Intervention de Dominique Leclerc

Mission d'évaluation et de contrôle de la sécurité sociale — Réunion du 18 mai 2010 : 1ère réunion
Rendez-vous 2010 pour les retraites — Examen du rapport d'information

Photo de Dominique LeclercDominique Leclerc, rapporteur :

Puis M. Dominique Leclerc, rapporteur, a ajouté que des évolutions plus profondes du système doivent être désormais engagées. Face aux inéquités, à l'opacité, à la complexité, le rendez-vous 2010 doit poser des jalons en vue d'un rapprochement des paramètres et des régimes de retraite.

En ce qui concerne les règles de calcul des pensions et les efforts contributifs des régimes, des rapprochements progressifs pourraient porter sur le salaire de référence pris en compte pour le calcul de la pension, les âges d'ouverture des droits et les taux de cotisations. Naturellement, ces évolutions devront être progressives et tenir compte du fait que les régimes spéciaux ont été réformés il y a seulement deux ans.

Quant aux rapprochements entre les régimes, il ne s'agit pas de créer un régime unique rassemblant tous les régimes de base et complémentaires, mais bien d'opérer des regroupements pouvant avoir un sens. La création d'une caisse unique pour l'ensemble des fonctionnaires mériterait par exemple d'être étudiée. Ces rapprochements pourraient être facilités si les gestionnaires des régimes étaient conduits à échanger régulièrement entre eux sur leurs modes de fonctionnement. A cet égard, le concept de « maison commune des retraites » proposé par la CGT est intéressant.

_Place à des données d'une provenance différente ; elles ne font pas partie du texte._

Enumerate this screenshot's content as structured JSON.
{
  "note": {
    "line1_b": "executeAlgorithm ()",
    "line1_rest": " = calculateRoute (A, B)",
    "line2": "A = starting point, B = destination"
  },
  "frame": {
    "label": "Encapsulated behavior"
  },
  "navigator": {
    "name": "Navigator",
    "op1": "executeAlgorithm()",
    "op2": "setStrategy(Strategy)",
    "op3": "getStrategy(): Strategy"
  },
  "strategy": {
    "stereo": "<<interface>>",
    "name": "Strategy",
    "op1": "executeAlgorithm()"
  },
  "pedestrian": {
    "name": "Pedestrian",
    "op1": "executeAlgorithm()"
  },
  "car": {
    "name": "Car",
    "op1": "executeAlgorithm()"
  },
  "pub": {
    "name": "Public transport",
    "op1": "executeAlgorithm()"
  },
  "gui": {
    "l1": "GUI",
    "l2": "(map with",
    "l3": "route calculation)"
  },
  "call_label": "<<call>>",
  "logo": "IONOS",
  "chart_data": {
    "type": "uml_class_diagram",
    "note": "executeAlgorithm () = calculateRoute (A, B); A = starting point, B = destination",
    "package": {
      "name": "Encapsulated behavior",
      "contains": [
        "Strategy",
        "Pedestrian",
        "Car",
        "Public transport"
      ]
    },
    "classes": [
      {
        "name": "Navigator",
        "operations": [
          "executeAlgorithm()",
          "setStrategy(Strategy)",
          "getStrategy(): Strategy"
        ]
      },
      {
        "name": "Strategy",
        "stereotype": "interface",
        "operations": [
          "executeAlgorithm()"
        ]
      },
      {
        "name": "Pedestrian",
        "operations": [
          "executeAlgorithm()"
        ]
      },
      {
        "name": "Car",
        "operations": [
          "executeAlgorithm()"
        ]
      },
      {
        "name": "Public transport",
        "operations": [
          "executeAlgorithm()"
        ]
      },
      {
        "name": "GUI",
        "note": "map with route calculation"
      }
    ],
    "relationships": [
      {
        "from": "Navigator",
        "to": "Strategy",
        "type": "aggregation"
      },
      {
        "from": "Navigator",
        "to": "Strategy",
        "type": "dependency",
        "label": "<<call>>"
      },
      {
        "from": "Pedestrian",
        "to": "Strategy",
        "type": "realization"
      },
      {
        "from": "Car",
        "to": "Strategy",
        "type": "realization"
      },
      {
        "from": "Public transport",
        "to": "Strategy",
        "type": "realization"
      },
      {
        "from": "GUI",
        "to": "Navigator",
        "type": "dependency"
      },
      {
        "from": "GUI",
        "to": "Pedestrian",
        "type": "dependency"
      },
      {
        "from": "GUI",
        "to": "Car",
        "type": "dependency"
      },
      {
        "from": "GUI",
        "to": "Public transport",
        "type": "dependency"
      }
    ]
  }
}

Il serait également important que les architectures des différents régimes soient harmonisées, ce qui faciliterait une plus grande cohérence des gouvernances.

Le droit à l'information des assurés devra aussi être renforcé. La création du GIP Info Retraite a constitué un progrès incontestable qui mérite d'être salué. A terme, il conviendrait que chaque assuré puisse, pratiquement à tout moment, calculer ses droits, par exemple sur un site Internet.

Enfin et surtout, ce rendez-vous doit permettre d'engager la refondation du système, de préparer une réforme structurelle qui ne peut être conduite que sur une période longue d'environ vingt ans. La situation actuelle, caractérisée par la montée sourde de tensions intergénérationnelles, ne peut perdurer. C'est pourquoi il est proposé d'envisager le passage progressif à un système par points dans les régimes de base.

Plusieurs avantages peuvent en être attendus :

- toutes les cotisations versées au cours d'une carrière donnent des droits à pension et la pension versée est directement dépendante des cotisations accumulées ;

- les éléments de solidarité du système sont isolés et identifiables ;

- un régime par points évite de prendre des engagements qui ne peuvent être tenus : la valeur de service du point, contrôlée par les gestionnaires du régime, devient l'élément central de régulation sans empêcher cependant un relèvement des cotisations. Celles-ci donnent alors de nouveaux droits à pension ;

- ce système est surtout particulièrement lisible pour les assurés, et donc susceptible de rassurer des jeunes générations qui ne croient plus dans notre modèle de retraite.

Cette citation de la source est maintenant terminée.